Promouvoir les meilleures pratiques des sociétés cotées

Informer

La veille de l'Hebdo des AG

L’édito de Bénédicte Hautefort

Les fonds Apollo et SVP font passer la RSE à l’arrière plan chez Vallourec, et les actionnaires approuvent

La récente assemblée de Vallourec est un cas d’école. Le format, la gouvernance, les montants, les critères : la patte des fonds créanciers Apollo et SVP est partout, et à contre-courant des « meilleures pratiques » de RSE. Le plus préoccupant est que les actionnaires ont été nombreux à approuver. 
Touché à la fois par la crise Covid et la crise pétrolière, le spécialiste français des tubes pour l’industrie de l’énergie a converti plus de la moitié de sa dette en capital. Les fonds créanciers Apollo et SVP ont remplacé BPI comme actionnaires de référence, avec un tiers du capital. La restructuration s’est achevée en juillet 2021, Vallourec réunissait le 7 septembre ses actionnaires pour la première fois.

La symbolique commence par le lieu. Vallourec, pionnier des réunions à huis clos en 2020, premier à organiser un Q&A digital en direct, a réuni la semaine dernière ses actionnaires « à l’ancienne », c’est-à-dire physiquement, sans accès numérique simultané possible pour les actionnaires qui ne pourraient pas se déplacer. Les actionnaires individuels ne sont plus la priorité, surtout les actionnaires de province.

Comme souvent quand on convoque une assemblée pour autre chose que les comptes annuels, il s’agit de gouvernance et de rémunération des dirigeants. A l’occasion de sa restructuration financière, le groupe a opté pour le passage en Conseil d’Administration. Ce n’est pas rien, après plus d’un siècle de fonctionnement en conseil de surveillance et directoire, puisant ses racines dans l’héritage de Mannesmann. Radicale, la société a nommé un « PDG », réunissant pour la première fois de son histoire, en une main les fonctions d’exécution et de contrôle, un choix qui prend le contrepied des tendances. Le choix surprend plus encore quand le PDG est un homme : Vallourec, le groupe qui s’était enorgueilli en 2010 d’être la première société du CAC 40 présidée par une femme, Vivienne Cox, tourne la page de la parité au sommet du pouvoir. Hasard ou coïncidence, les dirigeants aux commandes des sociétés contrôlées par Leon Black, le dirigeant d’Apollo, sont des hommes.

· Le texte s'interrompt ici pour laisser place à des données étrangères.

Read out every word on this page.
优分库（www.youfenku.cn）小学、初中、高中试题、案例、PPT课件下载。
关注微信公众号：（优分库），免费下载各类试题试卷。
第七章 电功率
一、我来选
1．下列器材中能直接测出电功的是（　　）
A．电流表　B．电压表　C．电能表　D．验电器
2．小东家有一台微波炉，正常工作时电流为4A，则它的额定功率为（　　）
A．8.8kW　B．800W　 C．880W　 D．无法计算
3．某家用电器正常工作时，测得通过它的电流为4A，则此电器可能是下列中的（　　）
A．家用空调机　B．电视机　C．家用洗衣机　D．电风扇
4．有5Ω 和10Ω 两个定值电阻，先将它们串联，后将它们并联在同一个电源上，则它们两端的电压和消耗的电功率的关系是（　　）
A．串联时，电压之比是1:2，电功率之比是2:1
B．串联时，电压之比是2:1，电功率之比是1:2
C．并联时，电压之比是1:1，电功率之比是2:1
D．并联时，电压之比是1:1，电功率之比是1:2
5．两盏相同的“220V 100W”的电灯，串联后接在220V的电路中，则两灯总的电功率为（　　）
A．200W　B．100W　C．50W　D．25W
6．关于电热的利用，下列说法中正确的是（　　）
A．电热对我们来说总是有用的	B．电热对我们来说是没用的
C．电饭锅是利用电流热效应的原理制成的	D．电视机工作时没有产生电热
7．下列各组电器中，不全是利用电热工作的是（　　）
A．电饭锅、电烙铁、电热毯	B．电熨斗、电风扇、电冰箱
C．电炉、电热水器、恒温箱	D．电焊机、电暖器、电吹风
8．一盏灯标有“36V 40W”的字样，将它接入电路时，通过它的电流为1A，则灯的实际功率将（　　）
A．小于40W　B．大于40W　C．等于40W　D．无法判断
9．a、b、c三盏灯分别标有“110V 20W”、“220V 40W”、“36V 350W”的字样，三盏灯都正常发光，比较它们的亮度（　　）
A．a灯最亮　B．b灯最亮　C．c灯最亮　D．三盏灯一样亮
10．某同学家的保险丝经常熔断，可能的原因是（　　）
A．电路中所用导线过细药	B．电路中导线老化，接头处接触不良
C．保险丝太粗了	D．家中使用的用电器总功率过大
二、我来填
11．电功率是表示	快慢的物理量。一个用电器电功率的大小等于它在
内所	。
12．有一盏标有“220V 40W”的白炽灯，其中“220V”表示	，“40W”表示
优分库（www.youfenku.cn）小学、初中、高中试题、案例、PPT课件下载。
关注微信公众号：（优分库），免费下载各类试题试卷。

Vallourec est la première société en France à prévoir des indemnités de déplacement pour ses administrateurs venant de loin : 8000 euros par réunion pour les administrateurs venant des Etats-Unis, de Chine et du Brésil, et 2000 euros pour les pays européens hors la France. Au final, un administrateur de Vallourec touchera entre 55 et 75 000 euros par an, peut-être plus, suivant le nombre de réunions du conseil, et plus pour les présidents de Comités. C’est supérieur à plusieurs sociétés du CAC 40. Le référentiel d’Apollo est américain, ce qui fait grimper les chiffres. Vient le débat sur le plan d’actions de performance du management. Les actions devront désormais être détenues cinq ans, sous condition de présence, avec un seul critère : le cours de bourse. Les bénéficiaires commencent à être intéressés lorsque le cours atteint 8,09 euros, soit +10% (seulement) par rapport au cours actuel. Les cliquets de déclenchement sont ensuite exponentiels. Aujourd’hui, le PDG Edouard Guinotte et le DGD Olivier Mallet ont touché aujourd’hui respectivement 1 et 0,7 millions d’actions. Soit au moins 8 millions d’euros chacun, dans cinq ans. Dans le CAC 40, seuls Dassault Systèmes et L’Oréal atteignent de tels ordres de grandeur – mais avec, pour moitié, des critères RSE. Vallourec renonce aux index Climat, objectifs de féminisation et autres critères recommandés par le Code Afep Medef et l’AMF, et requis, par exemple, par son ancien actionnaire de référence BPI, ou encore le fond Blackrock, relayés par ISS et les autres proxy. Bien sûr, ces critères RSE ne disparaissent pas totalement : ils conditionnent toujours une part du variable en numéraire du PDG, et le Conseil de Vallourec compte un Comité RSE. Mais pour les actions de performance qui sont le cœur du réacteur, seul compte désormais le cours de bourse. 
Ces choix sont surprenants, tant ils vont à l’encontre des pratiques recommandées; après tout, Apollo et SVP ne représentent à eux deux qu’un tiers du capital, ils auraient pu être contestés par les autres actionnaires. Mais ces actionnaires ont approuvé, à la quasi-unanimité, avec un taux de participation record. De quoi s’interroger sur la sincérité de leurs exigences en matière de performance extra-financière.